With the overwhelming trend of mask image modeling led by MAE, generative pre-training has shown a remarkable potential to boost the performance of fundamental models in 2D vision. However, in 3D vision, the over-reliance on Transformer-based backbones and the unordered nature of point clouds have restricted the further development of generative pre-training. In this paper, we propose a novel 3D-to-2D generative pre-training method that is adaptable to any point cloud model. We propose to generate view images from different instructed poses via the cross-attention mechanism as the pre-training scheme. Generating view images has more precise supervision than its point cloud counterpart, thus assisting 3D backbones to have a finer comprehension of the geometrical structure and stereoscopic relations of the point cloud.
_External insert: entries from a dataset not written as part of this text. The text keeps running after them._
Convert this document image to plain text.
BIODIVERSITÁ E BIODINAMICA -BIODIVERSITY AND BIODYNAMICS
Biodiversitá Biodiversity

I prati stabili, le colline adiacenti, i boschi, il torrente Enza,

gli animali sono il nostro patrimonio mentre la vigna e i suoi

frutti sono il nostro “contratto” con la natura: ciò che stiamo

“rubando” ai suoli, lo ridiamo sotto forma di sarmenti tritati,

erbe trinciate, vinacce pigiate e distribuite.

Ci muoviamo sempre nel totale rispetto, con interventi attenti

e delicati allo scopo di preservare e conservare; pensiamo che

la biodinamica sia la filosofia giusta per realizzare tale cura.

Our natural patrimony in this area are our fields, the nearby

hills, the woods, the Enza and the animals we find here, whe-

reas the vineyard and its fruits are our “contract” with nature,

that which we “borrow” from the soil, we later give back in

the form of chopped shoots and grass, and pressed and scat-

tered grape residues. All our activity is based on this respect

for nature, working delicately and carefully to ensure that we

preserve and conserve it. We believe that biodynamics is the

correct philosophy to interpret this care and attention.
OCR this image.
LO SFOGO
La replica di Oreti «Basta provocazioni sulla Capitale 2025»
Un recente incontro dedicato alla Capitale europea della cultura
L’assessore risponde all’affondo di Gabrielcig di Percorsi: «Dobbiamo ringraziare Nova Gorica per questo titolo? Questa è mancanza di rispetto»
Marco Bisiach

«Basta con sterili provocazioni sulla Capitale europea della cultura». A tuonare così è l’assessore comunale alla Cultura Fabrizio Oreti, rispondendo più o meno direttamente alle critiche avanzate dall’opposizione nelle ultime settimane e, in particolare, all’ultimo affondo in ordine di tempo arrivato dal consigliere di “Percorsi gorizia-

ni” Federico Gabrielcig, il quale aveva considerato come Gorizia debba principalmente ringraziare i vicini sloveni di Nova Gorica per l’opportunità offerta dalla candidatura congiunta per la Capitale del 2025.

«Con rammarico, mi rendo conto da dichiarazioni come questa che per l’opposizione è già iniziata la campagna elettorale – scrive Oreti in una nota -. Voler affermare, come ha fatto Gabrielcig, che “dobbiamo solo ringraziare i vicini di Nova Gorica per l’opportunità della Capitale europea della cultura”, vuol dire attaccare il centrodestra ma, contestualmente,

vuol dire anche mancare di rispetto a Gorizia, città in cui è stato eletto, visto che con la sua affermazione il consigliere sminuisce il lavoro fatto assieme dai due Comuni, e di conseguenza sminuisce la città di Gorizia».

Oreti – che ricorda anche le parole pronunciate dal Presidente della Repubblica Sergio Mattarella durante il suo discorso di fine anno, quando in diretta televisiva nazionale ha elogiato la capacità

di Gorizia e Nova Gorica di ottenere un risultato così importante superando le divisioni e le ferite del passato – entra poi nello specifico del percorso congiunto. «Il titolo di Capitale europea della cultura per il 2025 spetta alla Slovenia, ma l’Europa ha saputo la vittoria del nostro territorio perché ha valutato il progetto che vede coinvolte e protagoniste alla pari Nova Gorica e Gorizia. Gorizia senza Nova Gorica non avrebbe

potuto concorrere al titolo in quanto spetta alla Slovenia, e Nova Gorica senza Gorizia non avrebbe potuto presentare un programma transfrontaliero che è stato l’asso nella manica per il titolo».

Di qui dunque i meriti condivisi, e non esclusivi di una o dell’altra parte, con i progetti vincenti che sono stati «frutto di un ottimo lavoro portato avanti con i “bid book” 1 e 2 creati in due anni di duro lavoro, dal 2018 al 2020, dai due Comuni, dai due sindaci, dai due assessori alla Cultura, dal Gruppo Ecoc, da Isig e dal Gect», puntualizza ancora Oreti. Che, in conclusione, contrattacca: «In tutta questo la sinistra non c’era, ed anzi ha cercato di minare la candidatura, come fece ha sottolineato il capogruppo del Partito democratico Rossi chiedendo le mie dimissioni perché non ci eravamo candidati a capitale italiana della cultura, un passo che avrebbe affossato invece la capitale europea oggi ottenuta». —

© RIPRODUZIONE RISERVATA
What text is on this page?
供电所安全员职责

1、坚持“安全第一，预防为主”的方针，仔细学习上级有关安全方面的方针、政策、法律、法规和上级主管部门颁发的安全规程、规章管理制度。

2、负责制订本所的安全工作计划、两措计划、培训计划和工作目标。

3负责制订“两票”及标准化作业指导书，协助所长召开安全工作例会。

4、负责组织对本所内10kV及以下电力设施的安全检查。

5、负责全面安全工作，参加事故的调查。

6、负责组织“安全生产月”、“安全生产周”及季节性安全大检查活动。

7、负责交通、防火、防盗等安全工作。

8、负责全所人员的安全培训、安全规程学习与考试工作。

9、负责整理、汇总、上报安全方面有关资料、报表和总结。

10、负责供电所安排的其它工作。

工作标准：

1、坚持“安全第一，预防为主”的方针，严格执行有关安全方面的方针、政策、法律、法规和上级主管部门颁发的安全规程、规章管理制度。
Experimental results have proved the superiority of our proposed 3D-to-2D generative pre-training over previous pre-training methods. Our method is also effective in boosting the performance of architecture-oriented approaches, achieving state-of-the-art performance when fine-tuning on ScanObjectNN classification and ShapeNetPart segmentation tasks.
We show that our proposed TAP can be applied to any types of point cloud models and bring consistent improvements.
We show that our proposed TAP outperforms other 3D generative pre-training methods on Standard Transformers model.
We show that our proposed TAP achieves state-of-the-art performance on ScanObjectNN classification and ShapeNetPart part segmentation tasks without introducing pre-trained weights from other domains.
We show TAP can also bring consistent improvement to scene-level object detection and semantic segmentation backbones. We only pre-train 3DETR with TAP on object-level ShapeNet55 dataset and the improvement is still remarkable.
We show the visualization of images produced by our proposed 3D-to-2D generative pre-training.
Table 4: Ablation studies on Photograph module in TAP pre-training pipeline. We choose PointMLP as the backbone model and conduct ablation studies on ScanObjectNN dataset from two aspects: overall architectural designs and query designs. Please refer to our paper for more ablation details.
Figure 2: The visualization results of our proposed 3D-to-2D generative pre-training. The first row displays view images generated by our TAP pre-training pipeline and the second row shows ground truth images. Our TAP can produce view images with appropriate shapes and reflection colors, demonstrating its ability in capturing geometric structure and stereoscopic knowledge.